I have an Acer Aspire BL50 Notebook.

I need drivers for this computer.

I.E. sound, video, network adapter driver, chipset files.

Where can I download them ? url ?

I tried hxxp://acer.com website. I can't find drivers for that model there.

Thanks


----------



## DBCooper (Jun 11, 2010)

Hi zhong,

Are you sure BL50 is the right model number? Can you double check? Thanks.


----------



## zhong (Aug 1, 2010)

Yes, you could google it and model shows up, but nowhere to download those drivers ?

Thanks.



DBCooper said:


> Hi zhong,
> 
> Are you sure BL50 is the right model number? Can you double check? Thanks.


----------



## DBCooper (Jun 11, 2010)

Hi zhong,

I went into Acer's website and I couldn't locate the model either. Do you have by any chance around the house the driver CDs for the laptop? Try calling Acer and provide them with the serial number of the laptop.
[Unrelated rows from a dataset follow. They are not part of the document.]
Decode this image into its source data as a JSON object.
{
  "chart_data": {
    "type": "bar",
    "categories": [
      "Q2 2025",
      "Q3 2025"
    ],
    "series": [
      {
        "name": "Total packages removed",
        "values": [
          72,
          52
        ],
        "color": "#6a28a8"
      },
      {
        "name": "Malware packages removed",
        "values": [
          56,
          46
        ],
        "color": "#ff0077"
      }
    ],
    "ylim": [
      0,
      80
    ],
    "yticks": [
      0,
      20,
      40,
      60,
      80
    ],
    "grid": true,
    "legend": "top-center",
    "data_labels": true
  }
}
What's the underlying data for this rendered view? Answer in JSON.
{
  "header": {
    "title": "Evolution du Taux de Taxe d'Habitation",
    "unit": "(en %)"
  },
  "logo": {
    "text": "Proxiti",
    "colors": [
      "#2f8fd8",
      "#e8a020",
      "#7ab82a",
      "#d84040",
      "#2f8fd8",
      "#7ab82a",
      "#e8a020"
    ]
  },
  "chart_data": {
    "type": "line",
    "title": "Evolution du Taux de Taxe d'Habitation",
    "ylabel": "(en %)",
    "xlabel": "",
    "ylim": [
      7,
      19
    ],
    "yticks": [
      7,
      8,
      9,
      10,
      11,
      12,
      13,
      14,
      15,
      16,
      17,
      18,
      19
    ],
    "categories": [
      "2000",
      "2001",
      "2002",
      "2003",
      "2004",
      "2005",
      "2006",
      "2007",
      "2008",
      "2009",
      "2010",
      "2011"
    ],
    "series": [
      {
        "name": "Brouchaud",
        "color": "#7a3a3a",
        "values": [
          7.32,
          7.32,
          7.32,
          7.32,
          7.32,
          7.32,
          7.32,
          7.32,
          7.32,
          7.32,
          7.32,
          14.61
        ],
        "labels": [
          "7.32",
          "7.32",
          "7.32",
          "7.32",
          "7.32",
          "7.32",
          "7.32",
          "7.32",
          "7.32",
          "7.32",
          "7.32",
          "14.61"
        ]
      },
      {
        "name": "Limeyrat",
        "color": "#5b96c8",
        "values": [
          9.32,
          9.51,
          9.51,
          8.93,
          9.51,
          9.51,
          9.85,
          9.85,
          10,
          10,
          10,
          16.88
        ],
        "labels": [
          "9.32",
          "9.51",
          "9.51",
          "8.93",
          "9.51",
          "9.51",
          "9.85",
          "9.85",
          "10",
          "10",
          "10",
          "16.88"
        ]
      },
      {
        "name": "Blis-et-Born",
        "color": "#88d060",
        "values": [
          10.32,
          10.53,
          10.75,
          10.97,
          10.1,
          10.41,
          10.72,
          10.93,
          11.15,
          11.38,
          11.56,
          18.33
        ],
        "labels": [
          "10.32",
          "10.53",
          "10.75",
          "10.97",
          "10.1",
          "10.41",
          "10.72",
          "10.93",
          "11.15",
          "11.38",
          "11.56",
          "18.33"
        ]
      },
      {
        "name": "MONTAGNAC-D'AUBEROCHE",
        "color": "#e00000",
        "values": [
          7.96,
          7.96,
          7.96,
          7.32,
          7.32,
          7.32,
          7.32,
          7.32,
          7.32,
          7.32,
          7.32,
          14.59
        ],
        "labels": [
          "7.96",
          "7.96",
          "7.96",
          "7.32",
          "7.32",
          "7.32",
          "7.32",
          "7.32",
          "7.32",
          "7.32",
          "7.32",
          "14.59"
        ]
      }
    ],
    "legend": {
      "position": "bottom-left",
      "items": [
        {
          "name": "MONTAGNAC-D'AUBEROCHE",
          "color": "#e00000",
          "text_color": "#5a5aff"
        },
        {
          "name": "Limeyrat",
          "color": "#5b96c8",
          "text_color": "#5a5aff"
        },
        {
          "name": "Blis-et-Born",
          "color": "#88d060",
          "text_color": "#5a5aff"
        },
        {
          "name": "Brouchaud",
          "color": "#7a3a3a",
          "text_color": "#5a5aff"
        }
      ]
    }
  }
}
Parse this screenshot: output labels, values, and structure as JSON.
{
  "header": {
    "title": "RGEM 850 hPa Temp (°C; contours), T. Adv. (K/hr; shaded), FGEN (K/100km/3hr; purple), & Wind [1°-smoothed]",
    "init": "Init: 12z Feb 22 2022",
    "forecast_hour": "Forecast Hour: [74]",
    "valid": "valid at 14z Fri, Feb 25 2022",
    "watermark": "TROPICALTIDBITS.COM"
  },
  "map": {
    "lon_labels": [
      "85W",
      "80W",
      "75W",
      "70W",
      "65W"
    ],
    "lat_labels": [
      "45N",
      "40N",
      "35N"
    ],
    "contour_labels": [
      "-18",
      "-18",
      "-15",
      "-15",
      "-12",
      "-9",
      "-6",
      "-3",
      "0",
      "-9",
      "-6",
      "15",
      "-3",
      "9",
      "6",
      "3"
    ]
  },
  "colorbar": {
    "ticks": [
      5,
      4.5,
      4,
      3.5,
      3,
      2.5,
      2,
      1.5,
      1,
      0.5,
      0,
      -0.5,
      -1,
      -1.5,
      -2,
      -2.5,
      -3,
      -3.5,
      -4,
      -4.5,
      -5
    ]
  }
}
Hope everything works out well for you.


----------



## oscer1 (Jan 27, 2010)

hi zhong,

run everest and attach it here so we can see what you need.


----------



## spunk.funk (May 13, 2010)

The Acer Aspire BL50 also known as the *Aspire 5630-BL50*


----------



## zhong (Aug 1, 2010)

It doesn't say it is BL50 on their site, but say it is 5630 model.
So those are the right drivers to install ?


Thanks.




spunk.funk said:


> The Acer Aspire BL50 also known as the *Aspire 5630-BL50*


----------



## lorjack (Nov 15, 2007)

There is apparently a 5610-BL50 as well.........you sure that BL50 is the only number on the laptop? It should have the full model number printed on there somewhere, probably on one of the stickers.


----------



## zhong (Aug 1, 2010)

Acer Aspire Bl50 56306992 are all the numbers.

Thanks.





lorjack said:


> There is apparently a 5610-BL50 as well.........you sure that BL50 is the only number on the laptop? It should have the full model number printed on there somewhere, probably on one of the stickers.


----------



## lorjack (Nov 15, 2007)

Perfect, it is a 5630 then. You can get your drivers here: Acer Support: Downloads & Support Documents - Notebook / Aspire / Aspire 5630

Make sure you select your OS first before you download the drivers.


----------



## zhong (Aug 1, 2010)

How come so many different versions of the same file I.E. audio and vga driver.

Which one should I use ?

Thanks.




lorjack said:


> Perfect, it is a 5630 then. You can get your drivers here: Acer Support: Downloads & Support Documents - Notebook / Aspire / Aspire 5630
> 
> Make sure you select your OS first before you download the drivers.


----------



## oscer1 (Jan 27, 2010)

lorjack said:


> Make sure you select your OS first before you download the drivers.


----------



## lorjack (Nov 15, 2007)

zhong said:


> How come so many different versions of the same file I.E. audio and vga driver.
> 
> Which one should I use ?
> 
> Thanks.


Its the different versions for the various operating systems. Use the drop down menu to select your operating system, then it will filter the results.


----------